Effects of the Type I restriction-modification systems were described in the early 1950s, constituting the ability of certain bacterial strains to restrict or enlarge the host range of viruses after only one growth cycle. This phenomenon was called ‘host-controlled variation in bacterial viruses’ [1-3]. A decade later it was discovered to be the result of DNA methylation and degradation occurring in bacterial cell [4, 5]. It was learned that restriction (R) of bacteriophage host range was caused by host cell’s ability to degrade unmodified viral DNA. Modification (M), in contrast, widens host range protecting phage DNA by methylation.

Type I Restriction-Modification Enzymes

Characteristics and Function

Type I R-M systems are encoded by three genes: HsdM, HsdS and HsdR. The products of these genes, referred to as HsdM, HsdS and HsdR, or simply M, S and R, constitute multifunctional enzymatic complexes that are able of both restriction and modification activity.
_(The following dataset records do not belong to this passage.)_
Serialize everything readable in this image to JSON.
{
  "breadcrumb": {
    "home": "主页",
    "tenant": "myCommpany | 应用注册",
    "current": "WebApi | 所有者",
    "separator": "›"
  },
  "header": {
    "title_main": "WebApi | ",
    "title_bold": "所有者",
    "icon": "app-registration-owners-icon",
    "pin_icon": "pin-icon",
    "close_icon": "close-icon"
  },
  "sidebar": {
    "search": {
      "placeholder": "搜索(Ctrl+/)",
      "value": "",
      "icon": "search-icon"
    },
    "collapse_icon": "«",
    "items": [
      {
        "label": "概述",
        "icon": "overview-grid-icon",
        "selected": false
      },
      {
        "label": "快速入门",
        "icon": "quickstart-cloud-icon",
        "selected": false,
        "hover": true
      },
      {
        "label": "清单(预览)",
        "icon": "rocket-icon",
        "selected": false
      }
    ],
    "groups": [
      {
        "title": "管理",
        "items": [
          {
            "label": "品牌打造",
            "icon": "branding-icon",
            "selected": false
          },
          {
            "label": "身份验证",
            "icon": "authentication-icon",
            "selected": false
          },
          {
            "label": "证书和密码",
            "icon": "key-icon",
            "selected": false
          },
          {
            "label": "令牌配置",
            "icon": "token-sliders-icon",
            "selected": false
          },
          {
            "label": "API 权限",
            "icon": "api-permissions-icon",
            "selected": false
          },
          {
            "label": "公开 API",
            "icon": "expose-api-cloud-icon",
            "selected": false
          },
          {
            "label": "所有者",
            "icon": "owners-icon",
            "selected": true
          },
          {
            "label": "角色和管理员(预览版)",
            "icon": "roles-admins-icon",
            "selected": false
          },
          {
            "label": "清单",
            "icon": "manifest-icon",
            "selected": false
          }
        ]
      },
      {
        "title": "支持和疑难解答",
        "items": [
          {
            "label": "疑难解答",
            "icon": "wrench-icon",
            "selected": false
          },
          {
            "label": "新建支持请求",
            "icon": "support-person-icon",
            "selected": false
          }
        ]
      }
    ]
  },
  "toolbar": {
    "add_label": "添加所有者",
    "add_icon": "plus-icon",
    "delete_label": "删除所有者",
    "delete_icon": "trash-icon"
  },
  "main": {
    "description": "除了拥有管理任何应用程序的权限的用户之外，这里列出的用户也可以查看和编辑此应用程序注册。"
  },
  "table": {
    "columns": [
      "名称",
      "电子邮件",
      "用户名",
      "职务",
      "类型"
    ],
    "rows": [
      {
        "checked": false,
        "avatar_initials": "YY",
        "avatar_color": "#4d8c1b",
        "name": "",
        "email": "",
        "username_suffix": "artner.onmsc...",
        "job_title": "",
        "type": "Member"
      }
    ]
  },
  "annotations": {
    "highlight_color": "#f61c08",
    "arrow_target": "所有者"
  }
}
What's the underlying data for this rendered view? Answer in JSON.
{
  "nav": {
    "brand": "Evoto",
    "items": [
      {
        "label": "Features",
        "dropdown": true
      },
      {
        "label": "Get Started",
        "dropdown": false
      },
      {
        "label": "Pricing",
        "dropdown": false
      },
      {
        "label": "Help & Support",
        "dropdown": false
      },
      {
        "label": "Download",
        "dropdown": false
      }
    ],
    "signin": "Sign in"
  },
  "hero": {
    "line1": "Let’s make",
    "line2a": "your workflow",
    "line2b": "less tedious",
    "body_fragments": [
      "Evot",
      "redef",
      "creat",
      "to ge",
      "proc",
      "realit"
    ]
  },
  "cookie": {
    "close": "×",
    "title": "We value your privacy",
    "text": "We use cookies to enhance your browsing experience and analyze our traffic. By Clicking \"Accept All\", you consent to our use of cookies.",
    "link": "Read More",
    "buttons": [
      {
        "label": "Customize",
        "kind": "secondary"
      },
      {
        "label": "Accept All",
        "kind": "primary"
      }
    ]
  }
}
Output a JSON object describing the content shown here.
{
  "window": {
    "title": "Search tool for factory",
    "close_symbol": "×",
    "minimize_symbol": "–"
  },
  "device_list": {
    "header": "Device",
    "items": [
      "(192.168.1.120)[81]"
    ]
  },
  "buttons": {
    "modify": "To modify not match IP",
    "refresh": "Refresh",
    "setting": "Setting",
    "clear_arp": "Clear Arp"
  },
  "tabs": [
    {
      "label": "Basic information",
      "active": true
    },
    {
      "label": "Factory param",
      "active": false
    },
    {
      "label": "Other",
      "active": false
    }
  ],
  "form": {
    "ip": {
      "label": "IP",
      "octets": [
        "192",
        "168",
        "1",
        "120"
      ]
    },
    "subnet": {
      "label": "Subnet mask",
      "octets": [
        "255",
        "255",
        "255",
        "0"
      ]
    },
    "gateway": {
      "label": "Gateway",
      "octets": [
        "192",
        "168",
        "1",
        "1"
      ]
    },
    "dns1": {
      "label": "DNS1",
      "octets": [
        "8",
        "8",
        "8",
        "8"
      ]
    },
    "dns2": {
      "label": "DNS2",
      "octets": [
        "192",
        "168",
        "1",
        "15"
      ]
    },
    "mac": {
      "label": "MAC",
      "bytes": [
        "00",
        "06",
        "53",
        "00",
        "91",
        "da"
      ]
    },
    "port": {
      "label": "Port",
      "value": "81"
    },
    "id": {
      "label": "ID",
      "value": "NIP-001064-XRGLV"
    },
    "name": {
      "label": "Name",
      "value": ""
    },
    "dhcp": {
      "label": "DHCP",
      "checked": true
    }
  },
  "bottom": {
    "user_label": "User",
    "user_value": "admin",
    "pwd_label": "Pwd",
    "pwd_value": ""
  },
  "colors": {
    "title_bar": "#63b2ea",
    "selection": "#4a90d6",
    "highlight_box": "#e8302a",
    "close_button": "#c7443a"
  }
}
HsdM and HsdS subunits are able to form a trimeric complex called Mtase with stoichiometry of M2S1, which is capable of recognizing specific DNA sequences and methylation of adenine residue within this sequence. However, methylation occurs only if the target sequence is already modified on one strand (this state is referred to as ‘hemimethylated’). In case if both DNA strands are unmodified within the target sequence, the DNA is identified as foreign, which triggers further addition of two HsdR subunits and formation of pentameric complex, followed by restriction of foreign DNA. It was found out that, unlike type II restriction enzymes, type I R-M systems do not cleave DNA at predictable distances from recognition sequence []. Instead, HsdR subunits initiate ATP-driven translocation of DNA, pulling DNA through themselves in both directions until some kind of stalling happens.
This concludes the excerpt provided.